While the Torrex is loaded with flagship-like technologies, another you need to know about is the grip. Many bowhunters note their most significant reason for spending $300 and $800 more on a bow is because the grip didn't feel right in their hand. Budget bows get a terrible grip wrap, and I've shot some with sub-par grips, and I get dropping the extra coin. The bow's grip must feel perfect. The good news: This affordable hunting bow has an outstanding grip. I praised the grip in multiple bow reviews over the years. The grip has a perfect width and overall shape mixture, and the bow hand falls into it like a glove. The grip's angle is thin but not too thin, and it's flat-backed and perfectly angled.  

Of course, you can have all the fancy-to-do technologies in the world, but what matters is the question: Is the bow accurate, durable, dead in hand, and quiet? The answer to all of the above when it comes to this best budget compound bow is: Yes. 

If you're looking for an under-$800 compound that will answer the hunting bell season after season and shoot as good as many flagship models, the Torrex is your bow. The bow is available in peak draw weights of 40, 50, 60, 65, and 70 pounds, and the 26 to 30-inch draw-length range is adjustable in 1/2-inch increments without the need for a bow press.

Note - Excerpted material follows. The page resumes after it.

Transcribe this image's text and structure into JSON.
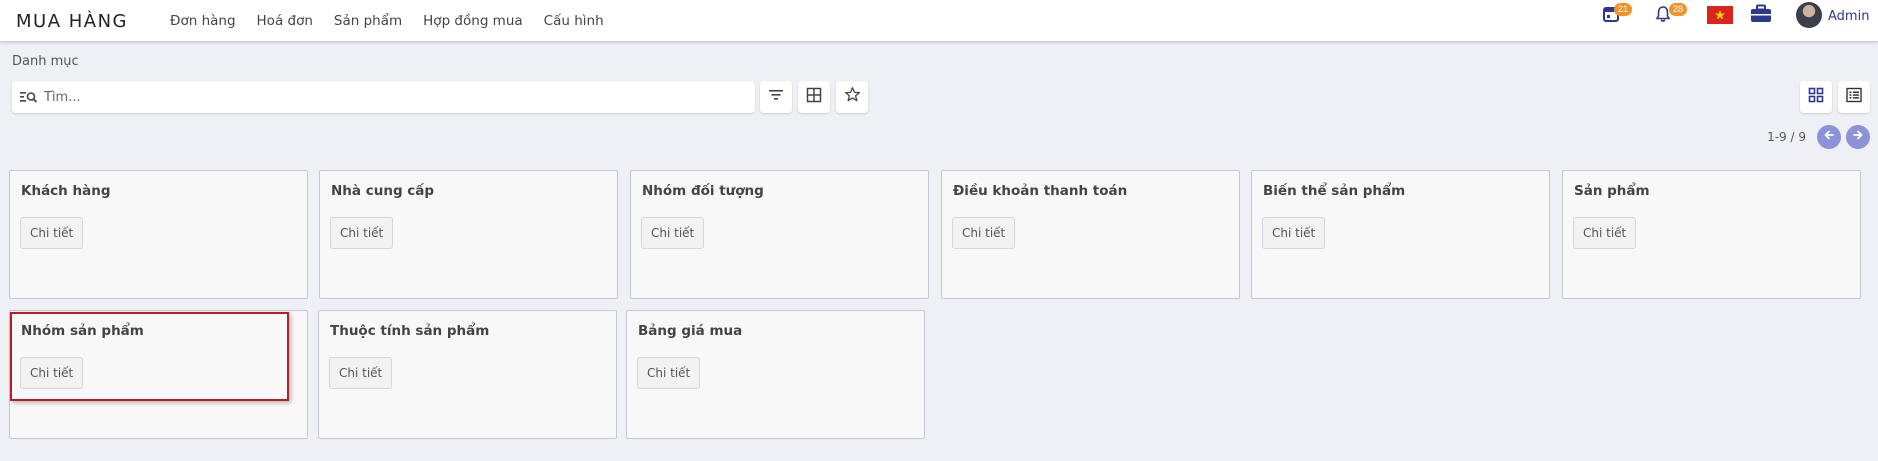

The Torrex, like many of Hoyt's flagship bows, is offered in other affordable hunting bow models like $899 Torrex XT, and $899 Torrex XT Long Draw. The XT has a fighting weight of 4 pounds and hits a top ATA fps of 336, and the XT Long Draw mirrors those specs. The Torrex XT is fitted with a 6-inch brace height and measures 30 inches between the axles, and the XT Long Draw is branded with a 7-inch brace height and has an axle-to-axle length of 30 inches.

If you're looking the best budget bow to tote in the woods, look no further than Hoyt's Torrex Family. If you ever decided to upgrade from this bow, it will be because you choose to do so, not because of bow failure or lack of performance. This bow works as good for beginners as it does for sage veterans like the great, late, Dwight Schuh.